Abstract: The periodic Temperley-Lieb category consists of connectivity diagrams drawn on a ring with $N$ and $N'$ nodes on the outer and inner boundary, respectively. We consider families of modules, namely sequences of modules $\mathsf{M}(N)$ over the enlarged periodic Temperley-Lieb algebra for varying values of $N$, endowed with an action $\mathsf{M}(N') \to \mathsf{M}(N)$ of the diagrams. Examples of modules that can be organised into families are those arising in the RSOS model and in the XXZ spin-$\frac12$ chain, as well as several others constructed from link states. We construct a fusion product which outputs a family of modules from any pair of families. Its definition is inspired from connectivity diagrams drawn on a disc with two holes.

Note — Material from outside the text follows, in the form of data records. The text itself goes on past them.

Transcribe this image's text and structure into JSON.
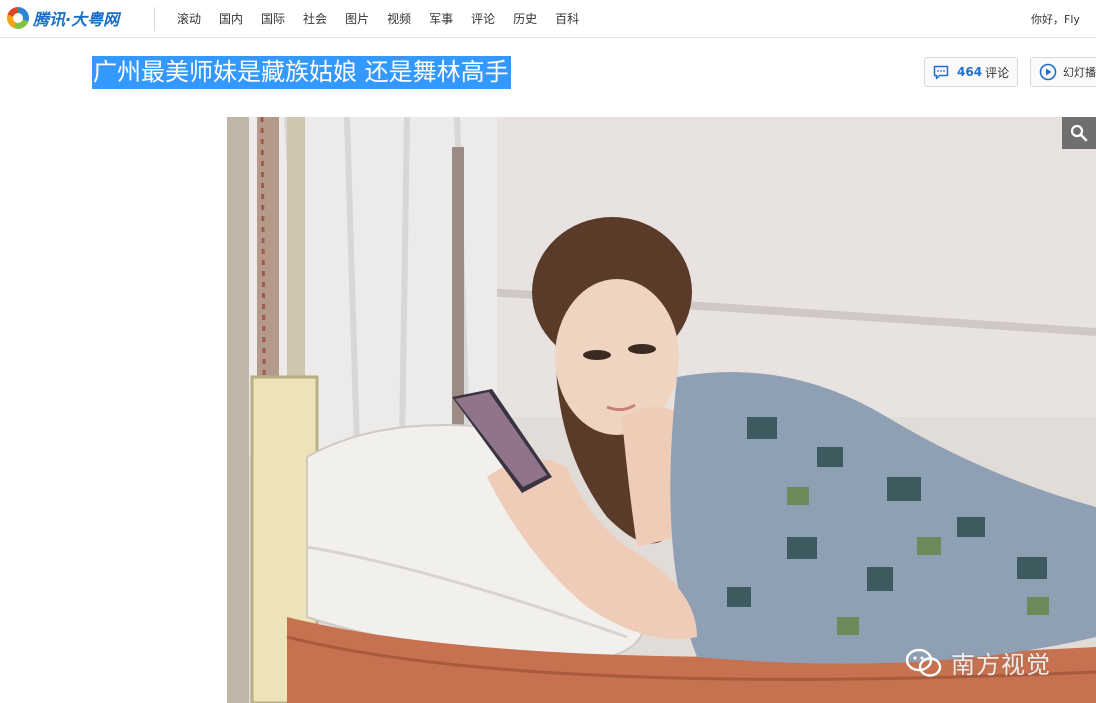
{
  "site": {
    "logo_text": "腾讯·大粤网"
  },
  "nav": {
    "items": [
      "滚动",
      "国内",
      "国际",
      "社会",
      "图片",
      "视频",
      "军事",
      "评论",
      "历史",
      "百科"
    ]
  },
  "user": {
    "greeting": "你好，Fly"
  },
  "article": {
    "title": "广州最美师妹是藏族姑娘 还是舞林高手"
  },
  "comments": {
    "count": "464",
    "label": "评论"
  },
  "slideshow": {
    "label": "幻灯播"
  },
  "photo": {
    "watermark": "南方视觉",
    "icons": {
      "zoom": "search-icon",
      "watermark": "wechat-icon"
    }
  },
  "colors": {
    "title_highlight": "#3399ff",
    "comment_count": "#1d6fd0",
    "brand": "#1a6fc7"
  }
}
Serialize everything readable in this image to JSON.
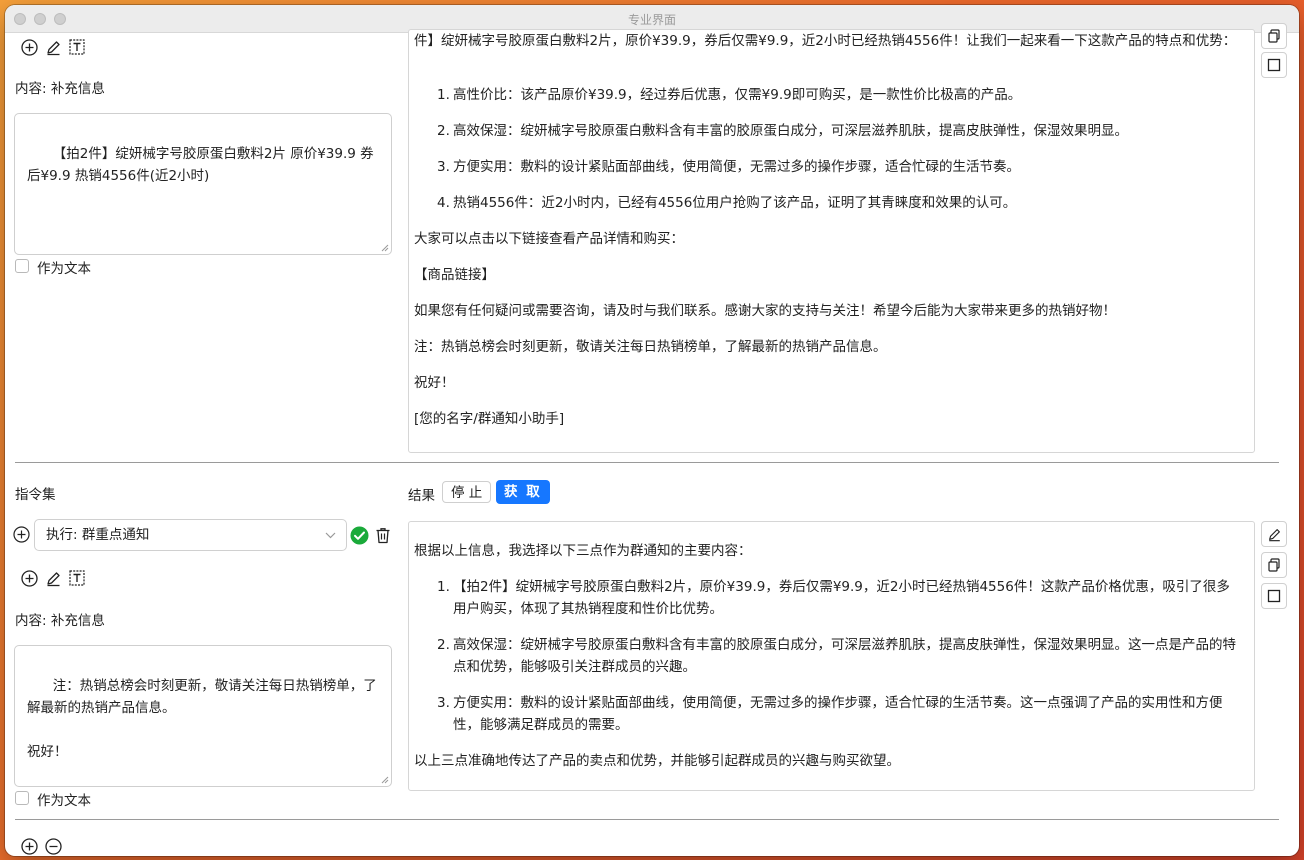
{
  "window": {
    "title": "专业界面"
  },
  "top_section": {
    "content_label": "内容: 补充信息",
    "textarea_value": "【拍2件】绽妍械字号胶原蛋白敷料2片 原价¥39.9 券后¥9.9 热销4556件(近2小时)",
    "as_text_label": "作为文本",
    "result": {
      "intro": "件】绽妍械字号胶原蛋白敷料2片，原价¥39.9，券后仅需¥9.9，近2小时已经热销4556件！让我们一起来看一下这款产品的特点和优势：",
      "list": [
        {
          "num": "1.",
          "text": "高性价比：该产品原价¥39.9，经过券后优惠，仅需¥9.9即可购买，是一款性价比极高的产品。"
        },
        {
          "num": "2.",
          "text": "高效保湿：绽妍械字号胶原蛋白敷料含有丰富的胶原蛋白成分，可深层滋养肌肤，提高皮肤弹性，保湿效果明显。"
        },
        {
          "num": "3.",
          "text": "方便实用：敷料的设计紧贴面部曲线，使用简便，无需过多的操作步骤，适合忙碌的生活节奏。"
        },
        {
          "num": "4.",
          "text": "热销4556件：近2小时内，已经有4556位用户抢购了该产品，证明了其青睐度和效果的认可。"
        }
      ],
      "p_after1": "大家可以点击以下链接查看产品详情和购买：",
      "p_link": "【商品链接】",
      "p_contact": "如果您有任何疑问或需要咨询，请及时与我们联系。感谢大家的支持与关注！希望今后能为大家带来更多的热销好物！",
      "p_note": "注：热销总榜会时刻更新，敬请关注每日热销榜单，了解最新的热销产品信息。",
      "p_greet": "祝好！",
      "p_sign": "[您的名字/群通知小助手]"
    }
  },
  "bottom_section": {
    "instruction_set_label": "指令集",
    "result_label": "结果",
    "stop_label": "停 止",
    "get_label": "获 取",
    "select_value": "执行: 群重点通知",
    "content_label": "内容: 补充信息",
    "textarea_value": "注：热销总榜会时刻更新，敬请关注每日热销榜单，了解最新的热销产品信息。\n\n祝好！\n\n[您的名字/群通知小助手]",
    "as_text_label": "作为文本",
    "result": {
      "intro": "根据以上信息，我选择以下三点作为群通知的主要内容：",
      "list": [
        {
          "num": "1.",
          "text": "【拍2件】绽妍械字号胶原蛋白敷料2片，原价¥39.9，券后仅需¥9.9，近2小时已经热销4556件！这款产品价格优惠，吸引了很多用户购买，体现了其热销程度和性价比优势。"
        },
        {
          "num": "2.",
          "text": "高效保湿：绽妍械字号胶原蛋白敷料含有丰富的胶原蛋白成分，可深层滋养肌肤，提高皮肤弹性，保湿效果明显。这一点是产品的特点和优势，能够吸引关注群成员的兴趣。"
        },
        {
          "num": "3.",
          "text": "方便实用：敷料的设计紧贴面部曲线，使用简便，无需过多的操作步骤，适合忙碌的生活节奏。这一点强调了产品的实用性和方便性，能够满足群成员的需要。"
        }
      ],
      "outro": "以上三点准确地传达了产品的卖点和优势，并能够引起群成员的兴趣与购买欲望。"
    }
  },
  "colors": {
    "accent": "#1677ff",
    "success": "#1aaa3a"
  }
}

It is thus defined in a way to describe intermediate states in lattice correlation functions. We prove that this fusion product is a bifunctor, and that it is distributive, commutative, and associative. Show Chinese abstract

Abstract: 周期性Temperley-Lieb范畴由在环上绘制的连通图组成，环的外边界和内边界分别有$N$和$N'$个节点。 我们考虑模块族，即对于不同值的$N$，关于扩展的周期性Temperley-Lieb代数的模块序列$\mathsf{M}(N)$，并赋予图的行动$\mathsf{M}(N') \to \mathsf{M}(N)$。 可以组织成族的模块示例包括RSOS模型和XXZ自旋$\frac12$链中出现的模块，以及从连接态构造的其他几个模块。 我们构造了一个融合乘积，可以从任何一对族中输出一个模块族。 它的定义受到在有两个孔的圆盘上绘制的连通图的启发。 因此，它是以描述格子关联函数中的中间状态的方式定义的。 我们证明这个融合乘积是一个双函子，并且它是分配律的、交换的和结合的。